Babette started working as a registered nurse at Logan Regional Hospital 37 years ago when it opened. She spent six years as an Obstetrics and Gynecology nurse before becoming a Neonatal Intensive Care Unit (NICU) nurse. The NICU provides around the clock care for premature and ill newborn babies.
When first asked if she was interested in going to the NICU, Babette said her curiosity was peaked because two of her own babies had been in the NICU. Thirty-one years and countless patients later, Babette is grateful for many rewarding experiences.
“It’s almost selfish to work in the NICU because there’s a spiritual part to being around those special babies,” she said. “It lifts your spirits when you’re with them, I don’t have to tell this to parents because they feel it when they have their babies.”
Because Babette had two NICU babies of her own, she knows how difficult the experience can be for new parents and how important it is to gain their trust. One of her favorite aspects about working in the NICU is seeing each baby progress and start to eat and breath better.
“You develop an attachment with every baby,” Babette said. “A few parents have said ‘Grandma Babette’ is taking care of you today. And I am, I’ll be the grandmother for a little bit, and I’ll love and take care of your baby.”
Babette appreciates the special bonds she develops with families. The NICU organized their first reunion last year, and Babette said it was rewarding to see how kids, now eight and 10 years old, have progressed. She’s even cared for multiple generations in a family and enjoys watching the babies grow and staying in touch with parents via Facebook.
“Probably the neatest thing is when I see people in public, and they come up to me and say you made a difference, or I have fond memories of you when we worked together and my baby got better and you were there to help me through that difficult time,” she said.
Education is another favorite part of Babette’s work, and she loves to prepare parents to take care of their babies. In fact, education is very important to Babette. She takes continuing education classes regularly, and last year earned her bachelor’s of nursing degree. She’s not stopping there though. She’s currently working on her master’s of education in nursing. She said it was difficult to start school again, but she kept at it.

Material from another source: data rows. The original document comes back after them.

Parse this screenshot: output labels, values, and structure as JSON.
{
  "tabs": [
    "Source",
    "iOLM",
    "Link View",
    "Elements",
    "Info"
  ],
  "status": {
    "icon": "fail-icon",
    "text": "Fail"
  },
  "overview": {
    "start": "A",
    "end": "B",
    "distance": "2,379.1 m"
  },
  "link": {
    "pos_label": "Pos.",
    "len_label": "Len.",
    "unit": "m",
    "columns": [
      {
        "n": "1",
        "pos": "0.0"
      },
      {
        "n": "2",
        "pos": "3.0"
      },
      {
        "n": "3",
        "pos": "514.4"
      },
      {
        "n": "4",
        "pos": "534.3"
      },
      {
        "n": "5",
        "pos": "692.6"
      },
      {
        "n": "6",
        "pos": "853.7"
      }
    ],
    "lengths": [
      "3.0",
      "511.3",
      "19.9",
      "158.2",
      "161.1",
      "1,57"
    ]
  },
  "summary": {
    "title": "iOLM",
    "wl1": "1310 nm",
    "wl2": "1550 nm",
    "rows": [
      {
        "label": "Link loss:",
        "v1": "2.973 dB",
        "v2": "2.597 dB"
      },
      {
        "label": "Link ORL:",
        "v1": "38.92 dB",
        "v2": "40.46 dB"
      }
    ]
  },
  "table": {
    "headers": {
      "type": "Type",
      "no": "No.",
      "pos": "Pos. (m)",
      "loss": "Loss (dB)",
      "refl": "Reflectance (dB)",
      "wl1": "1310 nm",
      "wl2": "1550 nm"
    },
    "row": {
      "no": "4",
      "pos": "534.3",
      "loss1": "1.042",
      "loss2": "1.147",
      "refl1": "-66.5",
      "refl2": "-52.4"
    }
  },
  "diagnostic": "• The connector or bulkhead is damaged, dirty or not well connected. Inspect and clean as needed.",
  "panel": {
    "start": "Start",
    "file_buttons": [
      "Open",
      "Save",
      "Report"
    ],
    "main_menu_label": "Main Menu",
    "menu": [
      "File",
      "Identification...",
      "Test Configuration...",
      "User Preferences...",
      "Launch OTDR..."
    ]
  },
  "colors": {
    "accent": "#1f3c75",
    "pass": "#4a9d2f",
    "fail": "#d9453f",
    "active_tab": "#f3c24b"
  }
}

“At first my brain just hurt, but after a few weeks I got it!” Babette said. “You can go to school at any age. Old age doesn’t mean you have to stop progressing.”
Babette has applied this can-do attitude to every aspect of her life. At age 50, she was diagnosed with thyroid cancer. She committed to living healthier and learning from the experience.
“It [the cancer diagnosis] was an eye opener to me, a wakeup call,” she said. “Life is not a guarantee. I’m going to enjoy every moment and every day.”
And she does. At age 50, Babette started running with her husband, Charles, who started running when he was 52. Together, they’ve completed the Boston Marathon twice and for Charles’ 60th birthday, they traveled to New Zealand for the Tarawera Ultra Marathon. Charles has done more than 50 marathons, and Babette has completed seven marathons and more than 50 half marathons.
She calls the outdoors her happy place, so running in nature with her two Cavalier King Charles Spaniels is what she loves to do. But she says the true joy of her life is her husband, five children, and three grandkids. Her oldest son, Charles, lives in Texas with his family, and her other children, Andrew, Crystal, Anya, and Brendan live close in Northern Utah.
Babette feels grateful to have called Hyrum and Cache Valley home for most of her life. She plans to keep running with joy in every moment.